The government's basic energy plan, established in 2014, should be subject to a major overhaul. The power supply mix adopted the following year on the basis of the energy plan has much room for updating in that it gives nuclear power a target share too high to be feasible, sets too modest a target for renewable energy sources and seeks to have coal-fired thermal power plants — which many other countries are moving away from in view of their impact on the environment — account for roughly a quarter of the nation's electricity supply in 2030.
In its ongoing review of the plan, however, the Ministry of Economy, Trade and Industry has already indicated that it will essentially not change the energy mix. As a result, discussions at a METI panel on the issue — comprising members tapped by the ministry from among scholars, major firms and business organizations — have been restricted to what needs to be done to achieve the energy mix targets. Since the nation's long-term policy on energy is at stake, the plan should be discussed in a more transparent manner and stakeholders from broader segments of society should be involved in the talks.

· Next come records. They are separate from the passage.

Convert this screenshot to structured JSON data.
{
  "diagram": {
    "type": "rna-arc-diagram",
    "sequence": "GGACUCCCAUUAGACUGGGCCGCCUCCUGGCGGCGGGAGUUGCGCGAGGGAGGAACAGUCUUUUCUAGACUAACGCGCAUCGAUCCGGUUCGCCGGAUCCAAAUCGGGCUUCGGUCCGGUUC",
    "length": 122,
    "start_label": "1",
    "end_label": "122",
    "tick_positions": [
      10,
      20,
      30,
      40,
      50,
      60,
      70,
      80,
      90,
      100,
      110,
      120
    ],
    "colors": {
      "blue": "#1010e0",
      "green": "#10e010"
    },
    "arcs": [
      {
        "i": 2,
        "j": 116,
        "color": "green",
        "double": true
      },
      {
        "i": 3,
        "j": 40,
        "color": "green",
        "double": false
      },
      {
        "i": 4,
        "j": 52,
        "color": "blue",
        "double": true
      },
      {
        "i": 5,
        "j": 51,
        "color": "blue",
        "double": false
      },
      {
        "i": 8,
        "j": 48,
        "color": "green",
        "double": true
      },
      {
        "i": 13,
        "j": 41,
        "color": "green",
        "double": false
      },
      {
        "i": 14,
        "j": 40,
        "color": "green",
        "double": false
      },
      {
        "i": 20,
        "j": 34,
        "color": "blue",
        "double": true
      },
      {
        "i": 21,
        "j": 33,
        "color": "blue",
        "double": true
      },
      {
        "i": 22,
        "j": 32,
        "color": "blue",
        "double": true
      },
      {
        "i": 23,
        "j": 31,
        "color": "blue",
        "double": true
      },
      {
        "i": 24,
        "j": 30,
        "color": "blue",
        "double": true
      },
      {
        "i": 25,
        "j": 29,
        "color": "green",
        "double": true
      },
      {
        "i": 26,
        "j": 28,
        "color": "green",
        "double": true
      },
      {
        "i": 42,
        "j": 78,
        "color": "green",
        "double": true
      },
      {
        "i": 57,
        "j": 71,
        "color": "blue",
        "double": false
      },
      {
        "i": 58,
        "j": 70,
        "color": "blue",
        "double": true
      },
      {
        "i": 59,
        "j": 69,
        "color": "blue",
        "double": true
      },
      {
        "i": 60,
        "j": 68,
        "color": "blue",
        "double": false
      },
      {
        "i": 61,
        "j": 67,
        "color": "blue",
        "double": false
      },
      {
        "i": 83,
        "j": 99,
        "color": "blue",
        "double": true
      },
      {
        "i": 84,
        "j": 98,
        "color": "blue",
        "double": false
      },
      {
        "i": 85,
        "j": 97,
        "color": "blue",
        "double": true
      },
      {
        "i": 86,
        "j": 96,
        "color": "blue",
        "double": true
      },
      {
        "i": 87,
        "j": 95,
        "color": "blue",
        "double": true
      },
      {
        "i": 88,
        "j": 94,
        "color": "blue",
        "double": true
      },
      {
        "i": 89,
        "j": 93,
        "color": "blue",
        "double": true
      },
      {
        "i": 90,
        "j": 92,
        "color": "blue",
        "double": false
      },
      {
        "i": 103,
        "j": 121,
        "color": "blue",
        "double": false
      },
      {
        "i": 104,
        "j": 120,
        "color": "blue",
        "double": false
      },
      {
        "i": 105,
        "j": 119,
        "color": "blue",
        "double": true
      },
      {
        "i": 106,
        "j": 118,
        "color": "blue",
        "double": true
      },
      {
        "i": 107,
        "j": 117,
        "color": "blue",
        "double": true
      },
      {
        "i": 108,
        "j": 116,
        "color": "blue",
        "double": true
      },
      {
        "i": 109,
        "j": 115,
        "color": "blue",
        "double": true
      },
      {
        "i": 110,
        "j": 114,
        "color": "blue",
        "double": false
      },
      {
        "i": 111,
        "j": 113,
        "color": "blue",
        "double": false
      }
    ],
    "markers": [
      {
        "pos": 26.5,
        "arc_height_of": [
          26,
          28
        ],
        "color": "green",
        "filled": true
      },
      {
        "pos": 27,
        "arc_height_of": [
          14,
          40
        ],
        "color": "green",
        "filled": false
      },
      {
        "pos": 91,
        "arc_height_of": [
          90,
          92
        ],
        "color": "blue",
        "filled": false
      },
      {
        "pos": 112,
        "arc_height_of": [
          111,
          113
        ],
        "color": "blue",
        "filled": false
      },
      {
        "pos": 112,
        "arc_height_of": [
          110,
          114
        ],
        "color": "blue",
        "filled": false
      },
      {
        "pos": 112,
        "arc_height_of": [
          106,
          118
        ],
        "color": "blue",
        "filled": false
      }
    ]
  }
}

The current basic energy plan came with a government pledge, following the March 2011 triple meltdowns at the Fukushima No. 1 plant, to lower the nation's reliance on nuclear power as much as possible by maximizing efforts to introduce renewable energy sources and to reduce energy consumption. Whether the energy mix target of having nuclear power account for 20 to 22 percent of the nation's power supply lives up to that pledge may be questionable. But the fact is, despite efforts by the administration of Prime Minister Shinzo Abe and the power industry to bring idled nuclear power reactors back online once they have cleared the screening of the Nuclear Regulation Authority under revamped safety standards, restarts have remained slow.